Serve un significativo incremento degli alloggi pubblici. Intanto, per sentenze della Consulta e dei tribunali, il bene pubblico casa deve essere distribuito in base al bisogno, includendo i cittadini stranieri.
Con una sentenza depositata il 2 gennaio scorso, il Tribunale di Padova ha accolto il ricorso di Sunia, Asgi, Razzismo Stop e alcuni cittadini stranieri, ordinando alla Regione Veneto e al Comune di Venezia di rivedere le regole per l’accesso alle graduatorie di edilizia popolare e l’attribuzione dei punteggi.
La decisione segue la sentenza della Corte Costituzionale 67/2024, che aveva dichiarato incostituzionale il requisito di cinque anni di residenza nella Regione per accedere alle graduatorie.

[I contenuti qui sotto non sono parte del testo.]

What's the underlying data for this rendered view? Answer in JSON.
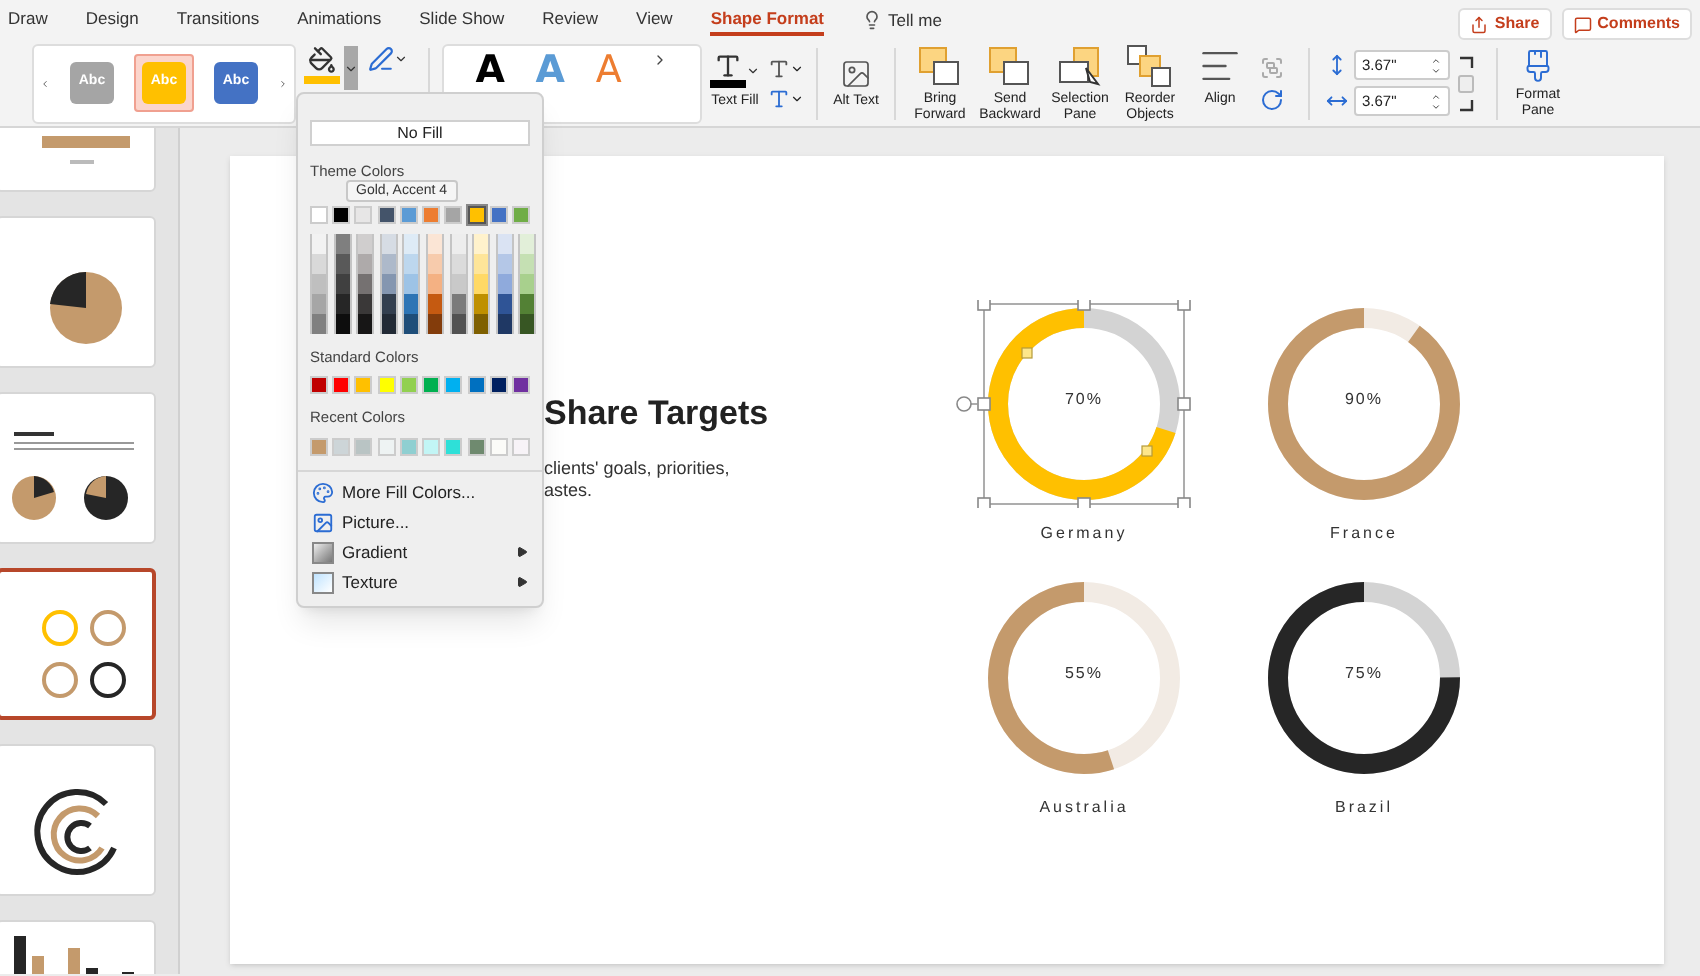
{
  "tabs": [
    {
      "label": "Draw",
      "selected": false
    },
    {
      "label": "Design",
      "selected": false
    },
    {
      "label": "Transitions",
      "selected": false
    },
    {
      "label": "Animations",
      "selected": false
    },
    {
      "label": "Slide Show",
      "selected": false
    },
    {
      "label": "Review",
      "selected": false
    },
    {
      "label": "View",
      "selected": false
    },
    {
      "label": "Shape Format",
      "selected": true
    }
  ],
  "tell_me": "Tell me",
  "share_button": "Share",
  "comments_button": "Comments",
  "ribbon": {
    "shape_styles": [
      {
        "label": "Abc",
        "color": "#a5a5a5",
        "selected": false
      },
      {
        "label": "Abc",
        "color": "#ffc000",
        "selected": true
      },
      {
        "label": "Abc",
        "color": "#4472c4",
        "selected": false
      }
    ],
    "shape_fill": {
      "color": "#ffc000",
      "expanded": true
    },
    "wordart_styles": [
      {
        "label": "A",
        "kind": "solid",
        "color": "#000000"
      },
      {
        "label": "A",
        "kind": "solid",
        "color": "#5b9bd5"
      },
      {
        "label": "A",
        "kind": "outline",
        "color": "#ed7d31"
      }
    ],
    "text_fill": {
      "label": "Text Fill",
      "color": "#000000"
    },
    "alt_text": "Alt Text",
    "arrange": [
      {
        "label": "Bring Forward",
        "kind": "bring"
      },
      {
        "label": "Send Backward",
        "kind": "send"
      },
      {
        "label": "Selection Pane",
        "kind": "pane"
      },
      {
        "label": "Reorder Objects",
        "kind": "reorder"
      },
      {
        "label": "Align",
        "kind": "align"
      }
    ],
    "height": "3.67\"",
    "width": "3.67\"",
    "format_pane": "Format Pane"
  },
  "fill_menu": {
    "no_fill": "No Fill",
    "theme_heading": "Theme Colors",
    "tooltip": "Gold, Accent 4",
    "theme_colors": [
      {
        "color": "#ffffff",
        "selected": false
      },
      {
        "color": "#000000",
        "selected": false
      },
      {
        "color": "#e7e6e6",
        "selected": false
      },
      {
        "color": "#44546a",
        "selected": false
      },
      {
        "color": "#5b9bd5",
        "selected": false
      },
      {
        "color": "#ed7d31",
        "selected": false
      },
      {
        "color": "#a5a5a5",
        "selected": false
      },
      {
        "color": "#ffc000",
        "selected": true
      },
      {
        "color": "#4472c4",
        "selected": false
      },
      {
        "color": "#70ad47",
        "selected": false
      }
    ],
    "shades": [
      {
        "color": "#f2f2f2"
      },
      {
        "color": "#7f7f7f"
      },
      {
        "color": "#d0cece"
      },
      {
        "color": "#d6dce4"
      },
      {
        "color": "#deebf6"
      },
      {
        "color": "#fbe5d5"
      },
      {
        "color": "#ededed"
      },
      {
        "color": "#fff2cc"
      },
      {
        "color": "#dae3f3"
      },
      {
        "color": "#e2efd9"
      },
      {
        "color": "#d9d9d9"
      },
      {
        "color": "#595959"
      },
      {
        "color": "#aeaaaa"
      },
      {
        "color": "#adb9ca"
      },
      {
        "color": "#bdd7ee"
      },
      {
        "color": "#f7cbac"
      },
      {
        "color": "#dbdbdb"
      },
      {
        "color": "#fee599"
      },
      {
        "color": "#b4c7e7"
      },
      {
        "color": "#c5e0b3"
      },
      {
        "color": "#bfbfbf"
      },
      {
        "color": "#404040"
      },
      {
        "color": "#757171"
      },
      {
        "color": "#8496b0"
      },
      {
        "color": "#9dc3e6"
      },
      {
        "color": "#f4b183"
      },
      {
        "color": "#c9c9c9"
      },
      {
        "color": "#ffd965"
      },
      {
        "color": "#8faadc"
      },
      {
        "color": "#a8d08d"
      },
      {
        "color": "#a6a6a6"
      },
      {
        "color": "#262626"
      },
      {
        "color": "#3a3838"
      },
      {
        "color": "#333f4f"
      },
      {
        "color": "#2e75b5"
      },
      {
        "color": "#c55a11"
      },
      {
        "color": "#7b7b7b"
      },
      {
        "color": "#bf9000"
      },
      {
        "color": "#2f5496"
      },
      {
        "color": "#538135"
      },
      {
        "color": "#808080"
      },
      {
        "color": "#0d0d0d"
      },
      {
        "color": "#171616"
      },
      {
        "color": "#222a35"
      },
      {
        "color": "#1f4e79"
      },
      {
        "color": "#833c0b"
      },
      {
        "color": "#525252"
      },
      {
        "color": "#7f6000"
      },
      {
        "color": "#1f3864"
      },
      {
        "color": "#375623"
      }
    ],
    "standard_heading": "Standard Colors",
    "standard_colors": [
      {
        "color": "#c00000"
      },
      {
        "color": "#ff0000"
      },
      {
        "color": "#ffc000"
      },
      {
        "color": "#ffff00"
      },
      {
        "color": "#92d050"
      },
      {
        "color": "#00b050"
      },
      {
        "color": "#00b0f0"
      },
      {
        "color": "#0070c0"
      },
      {
        "color": "#002060"
      },
      {
        "color": "#7030a0"
      }
    ],
    "recent_heading": "Recent Colors",
    "recent_colors": [
      {
        "color": "#c49a6c"
      },
      {
        "color": "#cdd5d8"
      },
      {
        "color": "#b9c4c4"
      },
      {
        "color": "#eef3f3"
      },
      {
        "color": "#8fcfd1"
      },
      {
        "color": "#c2f5f5"
      },
      {
        "color": "#2ee0d8"
      },
      {
        "color": "#6f8a6f"
      },
      {
        "color": "#fbfbf8"
      },
      {
        "color": "#f7f3f7"
      }
    ],
    "items": [
      {
        "label": "More Fill Colors...",
        "kind": "palette",
        "submenu": false
      },
      {
        "label": "Picture...",
        "kind": "picture",
        "submenu": false
      },
      {
        "label": "Gradient",
        "kind": "gradient",
        "submenu": true
      },
      {
        "label": "Texture",
        "kind": "texture",
        "submenu": true
      }
    ]
  },
  "slides": [
    {
      "kind": "bars",
      "selected": false
    },
    {
      "kind": "pie",
      "selected": false
    },
    {
      "kind": "pies",
      "selected": false
    },
    {
      "kind": "donuts",
      "selected": true
    },
    {
      "kind": "rings",
      "selected": false
    },
    {
      "kind": "columns",
      "selected": false
    }
  ],
  "slide": {
    "title": "Share Targets",
    "body_lines": [
      "clients' goals, priorities,",
      "astes."
    ]
  },
  "donuts": [
    {
      "label": "Germany",
      "reading": "70%",
      "level": 0.7,
      "color": "#ffc000",
      "kind": "gray",
      "selected": true
    },
    {
      "label": "France",
      "reading": "90%",
      "level": 0.9,
      "color": "#c49a6c",
      "kind": "beige",
      "selected": false
    },
    {
      "label": "Australia",
      "reading": "55%",
      "level": 0.55,
      "color": "#c49a6c",
      "kind": "beige",
      "selected": false
    },
    {
      "label": "Brazil",
      "reading": "75%",
      "level": 0.75,
      "color": "#262626",
      "kind": "gray",
      "selected": false
    }
  ]
}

Ora il Tribunale ha ordinato di eliminare tale requisito anche dal Regolamento attuativo regionale.
La vicenda era iniziata nel 2022, quando il Comune di Venezia aveva pubblicato un bando per l’accesso all’edilizia residenziale pubblica, richiedendo una residenza anagrafica di almeno cinque anni nel Veneto, anche non consecutivi. Asgi, Razzismo Stop, Sunia e un gruppo di cittadini stranieri (provenienti da Camerun, Nigeria e Venezuela) avevano contestato questa previsione, portando il caso al Tribunale di Padova. Quest’ultimo, dubitando della legittimità del requisito, aveva rimesso la questione alla Corte Costituzionale.
Nella sentenza dell’aprile 2024, la Consulta aveva ribadito che l’accesso all’abitazione è un diritto sociale inviolabile, non subordinabile a criteri di residenza pregressa, ritenuti irragionevoli e insensibili alle condizioni di bisogno. Tale principio era già stato sancito in precedenti decisioni (sentenze 44/2020, 145 e 77/2023). La Corte aveva evidenziato che il requisito residenziale aggiunge ostacoli ingiustificati per chi vive in condizioni di fragilità economica, e tradisce la funzione sociale degli alloggi popolari.
La sentenza della Consulta aveva spinto altre Regioni, come Piemonte e Umbria, a eliminare tali requisiti senza attendere ulteriori contenziosi, riaffermando che le politiche sociali devono favorire i più bisognosi, indipendentemente dalla durata della residenza. Questo principio tutela non solo i cittadini stranieri, spesso più mobili, ma anche gli italiani che si trasferiscono tra comuni o regioni per motivi lavorativi, evitando esclusioni dai diritti sociali.
Le associazioni ricorrenti avevano posto l’accento anche sull’eccessivo peso attribuito alla residenza pregressa nei punteggi, sia a livello regionale sia da parte del Comune di Venezia, che aveva ulteriormente valorizzato tale criterio. Il Tribunale di Padova ha ritenuto irragionevoli anche queste norme, sottolineando che l’attribuzione degli alloggi pubblici deve basarsi sul bisogno e non su criteri estranei, come la durata della residenza. Inoltre, tali previsioni violano il principio di parità di trattamento tra italiani e stranieri sancito dal diritto europeo, penalizzando chi ha maggiore difficoltà a soddisfare requisiti di lungo residenza.
Il Tribunale ha infine condannato Regione e Comune di Venezia a risarcire il danno da discriminazione e a modificare immediatamente le normative, applicando i nuovi criteri sia ai futuri bandi sia a quelli già chiusi, laddove gli alloggi non siano ancora stati assegnati.
Sebbene la soluzione al problema abitativo richieda un incremento significativo degli alloggi pubblici, le sentenze della Corte Costituzionale e del Tribunale di Padova sanciscono che i beni pubblici, come la casa, devono essere distribuiti in base al bisogno, contrastando la povertà che coinvolge fasce sempre più ampie della popolazione, inclusi i cittadini stranieri.
Si supera così l’ideologica esclusione di alcune categorie di persone, riaffermando che la mobilità, interna o internazionale, non deve ostacolare l’esercizio di diritti fondamentali come quello all’abitazione.